GSA Connects 2021 in Portland, Oregon

Paper No. 72-2
Presentation Time: 8:20 AM


PARIZEK, Richard, Department of Geosciences Emeritus, Pennsylvania State University, University Park, PA 16802

Knowledge of spatial distribution of porosity, hydraulic conductivity and other engineering properties within carbonates and evaporites is critical to cost effective groundwater exploration, evaluation and development projects. This information is also needed to formulate and test hydro-geologic conceptual, flow and transport models, site critical facilities, e.g. dams, WIPP, Asse II repository, and advance understanding of geologic processes, karst features and events. Unlikely controlling variables can be eliminated when investigating new project sites. This allows for design and initiation of more cost-effective site characterization efforts.

Petrographic features attributed to deposition, lithification and diagenesis are primary properties. Lithology and stratigraphic sequences can be altered. Deformed secondary controls on hydraulic properties include topographic setting and relief, base level and paleo-base level, water table and paleo-water table levels, unconformities, systematic and non-systematic joints and fractures, faults, folds, fracture trace-and lineament-scale zones of fracture concentration, weathering under existing and paleo-climatic conditions, recharge rates, position within the drainage network, hydrodynamics and water chemistry among others. Anthropomorphic features also must be included.
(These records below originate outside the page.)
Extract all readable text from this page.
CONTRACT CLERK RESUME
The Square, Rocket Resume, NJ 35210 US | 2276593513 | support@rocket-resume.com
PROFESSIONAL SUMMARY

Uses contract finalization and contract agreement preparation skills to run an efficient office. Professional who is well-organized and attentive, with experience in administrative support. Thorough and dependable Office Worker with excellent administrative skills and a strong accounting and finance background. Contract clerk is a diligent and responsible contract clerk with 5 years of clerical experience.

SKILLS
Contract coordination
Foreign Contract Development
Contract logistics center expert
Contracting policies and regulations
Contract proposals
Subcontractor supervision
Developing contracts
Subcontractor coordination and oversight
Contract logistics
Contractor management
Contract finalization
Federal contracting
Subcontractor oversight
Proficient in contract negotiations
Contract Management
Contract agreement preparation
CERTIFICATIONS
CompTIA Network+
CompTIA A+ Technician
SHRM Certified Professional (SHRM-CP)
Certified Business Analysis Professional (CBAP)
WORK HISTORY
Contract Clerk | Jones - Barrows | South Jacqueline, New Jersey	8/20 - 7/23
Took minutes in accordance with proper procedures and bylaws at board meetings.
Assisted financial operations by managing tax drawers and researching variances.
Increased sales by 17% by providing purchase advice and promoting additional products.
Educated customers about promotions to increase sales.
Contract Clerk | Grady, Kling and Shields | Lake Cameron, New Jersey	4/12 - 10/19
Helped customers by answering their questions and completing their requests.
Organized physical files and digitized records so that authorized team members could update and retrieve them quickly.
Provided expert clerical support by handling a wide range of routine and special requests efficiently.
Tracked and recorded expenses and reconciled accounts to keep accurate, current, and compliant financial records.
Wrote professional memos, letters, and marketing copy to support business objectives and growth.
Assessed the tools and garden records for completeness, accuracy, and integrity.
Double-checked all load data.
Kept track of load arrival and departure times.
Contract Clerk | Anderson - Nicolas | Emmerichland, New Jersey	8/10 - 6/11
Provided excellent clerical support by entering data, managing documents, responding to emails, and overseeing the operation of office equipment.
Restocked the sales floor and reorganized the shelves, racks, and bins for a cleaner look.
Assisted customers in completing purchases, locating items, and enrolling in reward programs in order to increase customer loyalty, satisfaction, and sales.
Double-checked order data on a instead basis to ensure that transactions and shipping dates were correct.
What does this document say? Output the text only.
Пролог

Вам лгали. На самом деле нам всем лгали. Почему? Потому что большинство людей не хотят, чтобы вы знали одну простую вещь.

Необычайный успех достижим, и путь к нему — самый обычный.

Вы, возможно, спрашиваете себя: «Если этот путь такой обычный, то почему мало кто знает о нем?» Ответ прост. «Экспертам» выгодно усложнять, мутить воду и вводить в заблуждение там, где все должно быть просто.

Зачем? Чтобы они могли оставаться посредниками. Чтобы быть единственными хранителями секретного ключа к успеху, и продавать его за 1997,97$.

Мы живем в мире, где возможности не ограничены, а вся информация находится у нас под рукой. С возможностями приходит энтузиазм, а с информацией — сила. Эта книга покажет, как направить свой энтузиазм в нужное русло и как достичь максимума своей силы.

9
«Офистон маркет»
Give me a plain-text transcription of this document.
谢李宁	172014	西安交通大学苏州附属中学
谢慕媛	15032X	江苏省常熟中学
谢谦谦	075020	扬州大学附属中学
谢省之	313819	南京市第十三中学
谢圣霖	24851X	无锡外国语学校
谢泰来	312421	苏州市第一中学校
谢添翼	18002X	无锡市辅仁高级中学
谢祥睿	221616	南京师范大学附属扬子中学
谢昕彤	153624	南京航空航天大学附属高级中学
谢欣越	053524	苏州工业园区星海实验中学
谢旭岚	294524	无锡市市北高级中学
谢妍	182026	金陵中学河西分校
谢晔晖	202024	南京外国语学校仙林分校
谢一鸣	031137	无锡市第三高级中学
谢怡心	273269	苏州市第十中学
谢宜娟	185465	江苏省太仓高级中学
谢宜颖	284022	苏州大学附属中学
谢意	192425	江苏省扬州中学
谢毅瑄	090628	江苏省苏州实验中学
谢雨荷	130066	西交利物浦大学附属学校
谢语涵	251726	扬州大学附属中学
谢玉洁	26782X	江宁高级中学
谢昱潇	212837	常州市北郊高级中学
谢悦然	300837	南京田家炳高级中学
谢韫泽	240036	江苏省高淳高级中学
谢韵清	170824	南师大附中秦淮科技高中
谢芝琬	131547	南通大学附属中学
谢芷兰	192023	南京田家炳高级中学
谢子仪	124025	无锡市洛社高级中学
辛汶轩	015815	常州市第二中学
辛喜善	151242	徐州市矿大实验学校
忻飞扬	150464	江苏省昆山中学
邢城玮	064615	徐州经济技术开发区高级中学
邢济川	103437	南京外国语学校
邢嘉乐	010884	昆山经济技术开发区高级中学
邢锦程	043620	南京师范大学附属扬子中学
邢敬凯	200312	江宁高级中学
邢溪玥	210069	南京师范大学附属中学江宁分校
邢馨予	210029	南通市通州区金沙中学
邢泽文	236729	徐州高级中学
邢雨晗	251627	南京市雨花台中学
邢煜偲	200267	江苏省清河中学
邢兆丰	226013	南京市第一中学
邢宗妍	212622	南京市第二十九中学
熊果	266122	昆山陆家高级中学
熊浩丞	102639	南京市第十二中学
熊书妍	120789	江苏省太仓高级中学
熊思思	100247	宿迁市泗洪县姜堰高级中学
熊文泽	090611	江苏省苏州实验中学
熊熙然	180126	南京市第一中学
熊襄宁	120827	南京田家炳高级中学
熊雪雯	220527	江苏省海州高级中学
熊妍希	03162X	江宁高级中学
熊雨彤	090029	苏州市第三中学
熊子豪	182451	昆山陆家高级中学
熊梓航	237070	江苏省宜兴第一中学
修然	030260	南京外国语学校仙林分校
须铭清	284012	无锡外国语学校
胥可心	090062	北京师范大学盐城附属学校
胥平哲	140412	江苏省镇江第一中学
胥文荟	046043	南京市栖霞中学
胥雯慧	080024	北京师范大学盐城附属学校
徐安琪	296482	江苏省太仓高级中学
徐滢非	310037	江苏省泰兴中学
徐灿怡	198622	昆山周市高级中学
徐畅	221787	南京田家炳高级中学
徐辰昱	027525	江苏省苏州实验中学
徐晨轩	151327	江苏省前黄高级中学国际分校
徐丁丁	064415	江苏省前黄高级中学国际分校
First, second and lower order controls on hydraulic properties may be indicated by the presence and scale of groundwater troughs and mounds, pumping stresses, effluent-influent stream segments, size and abundance of springs, seasonal changes in flow and chemistry. Petrographic analysis contributes to understanding of hydraulic properties but can be less revealing when compared to controlled wells tests normalized for exposed borehole length, diameter, test duration and well losses. Who would expect yields of shale and limestone wells to be similar!

Experiments intended for one-off analysis of yield contributions by independent variables are time consuming, costly and constrained by data availability. Exceptions include grid drilling projects for strategic facilities, but often with only limited geographic coverage allowing evaluation of but just a few of many possible variables. Publishing existing data sets would help advance this agenda.